Strategically located on the eastern coast, Fujairah is an important port city with growing sectors in logistics, shipping, and oil storage. Its proximity to the Gulf of Oman makes it a strategic hiring location for maritime industries.


While one of the smaller emirates, Ajman has a burgeoning industrial sector and is developing its retail and real estate markets. Its cost-effective business environment makes it an attractive option for startups and SMEs.

Umm Al Quwain

Known for its more relaxed pace, Umm Al Quwain is focusing on developing its tourism and leisure sectors. It offers opportunities in traditional crafts and new recreational facilities, appealing to creative and tourism-related professions.

Hire in UAE compliantly with Gloroots

Gloroots, as an Employer of Record (EOR) in the UAE, offers a comprehensive solution to the complexities of hiring within the region. Our platform streamlines candidate onboarding, ensuring rapid and compliant operational setup. Designed for businesses ranging from startups to multinational corporations, Gloroots simplifies payroll, benefits administration, and tax compliance, eliminating the necessity for a local corporate presence. This service enables companies to concentrate on effectively expanding their remote teams in the UAE. For more details on how Gloroots can support your UAE hiring initiatives, please contact us.

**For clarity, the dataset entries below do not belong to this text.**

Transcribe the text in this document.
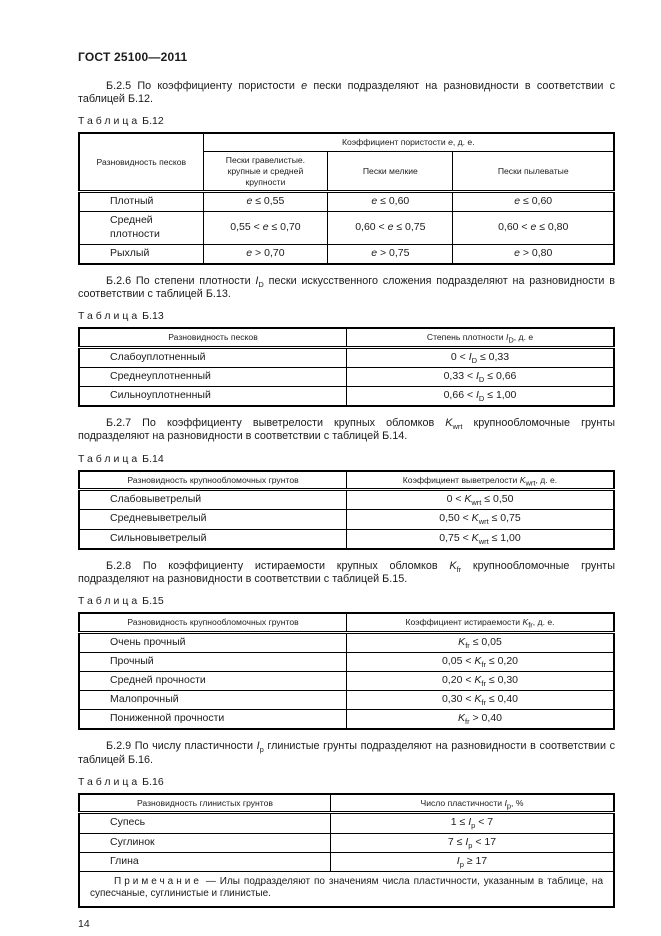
ГОСТ 25100—2011

Б.2.5 По коэффициенту пористости e пески подразделяют на разновидности в соответствии с таблицей Б.12.

Таблица Б.12
Разновидность песков	Коэффициент пористости e, д. е.		
	Пески гравелистые. крупные и средней крупности	Пески мелкие	Пески пылеватые
Плотный	e ≤ 0,55	e ≤ 0,60	e ≤ 0,60
Средней плотности	0,55 < e ≤ 0,70	0,60 < e ≤ 0,75	0,60 < e ≤ 0,80
Рыхлый	e > 0,70	e > 0,75	e > 0,80

Б.2.6 По степени плотности $I_D$ пески искусственного сложения подразделяют на разновидности в соответствии с таблицей Б.13.

Таблица Б.13
Разновидность песков	Степень плотности $I_D$, д. е
Слабоуплотненный	$0 < I_D \le 0,33$
Среднеуплотненный	$0,33 < I_D \le 0,66$
Сильноуплотненный	$0,66 < I_D \le 1,00$

Б.2.7 По коэффициенту выветрелости крупных обломков $K_{wrt}$ крупнообломочные грунты подразделяют на разновидности в соответствии с таблицей Б.14.

Таблица Б.14
Разновидность крупнообломочных грунтов	Коэффициент выветрелости $K_{wrt}$, д. е.
Слабовыветрелый	$0 < K_{wrt} \le 0,50$
Средневыветрелый	$0,50 < K_{wrt} \le 0,75$
Сильновыветрелый	$0,75 < K_{wrt} \le 1,00$

Б.2.8 По коэффициенту истираемости крупных обломков $K_{fr}$ крупнообломочные грунты подразделяют на разновидности в соответствии с таблицей Б.15.

Таблица Б.15
Разновидность крупнообломочных грунтов	Коэффициент истираемости $K_{fr}$, д. е.
Очень прочный	$K_{fr} \le 0,05$
Прочный	$0,05 < K_{fr} \le 0,20$
Средней прочности	$0,20 < K_{fr} \le 0,30$
Малопрочный	$0,30 < K_{fr} \le 0,40$
Пониженной прочности	$K_{fr} > 0,40$

Б.2.9 По числу пластичности $I_p$ глинистые грунты подразделяют на разновидности в соответствии с таблицей Б.16.

Таблица Б.16
Разновидность глинистых грунтов	Число пластичности $I_p$, %
Супесь	$1 \le I_p < 7$
Суглинок	$7 \le I_p < 17$
Глина	$I_p \ge 17$
Примечание — Илы подразделяют по значениям числа пластичности, указанным в таблице, на супесчаные, суглинистые и глинистые.	
14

Frequently Asked Questions 

What are the different types of employment contracts in the UAE?

In the UAE, there are primarily two types of employment contracts: Limited (fixed-term) contracts and Unlimited contracts. Limited contracts have a defined duration, typically aligned with the duration of a project or a specific period up to three years, and are renewable by mutual agreement. Unlimited contracts, on the other hand, do not have a set end date and continue until terminated by either party with proper notice and according to legal procedures.

Do I need a local partner to hire employees in the UAE?

As of the changes in UAE law effective from June 2021, foreign investors can now own 100% of the business in many sectors without the need for a UAE national as a sponsor. This allows foreign-owned businesses more flexibility and control when hiring. However, for some specific activities, especially those related to national security or in the strategic impact list, a local partner or agent might still be required.

How does the process of obtaining work visas for expatriate employees work in the UAE?

To employ expatriates in the UAE, companies must first be approved to hire foreign workers and must then obtain an employment entry visa, which allows the employee to enter the UAE. Upon arrival, the employee must undergo medical testing, obtain a resident ID (Emirates ID), and then the employment visa is stamped on their passport. Employers must also register the employee with the UAE Ministry of Human Resources and Emiratisation (MOHRE) and ensure compliance with all local labor laws.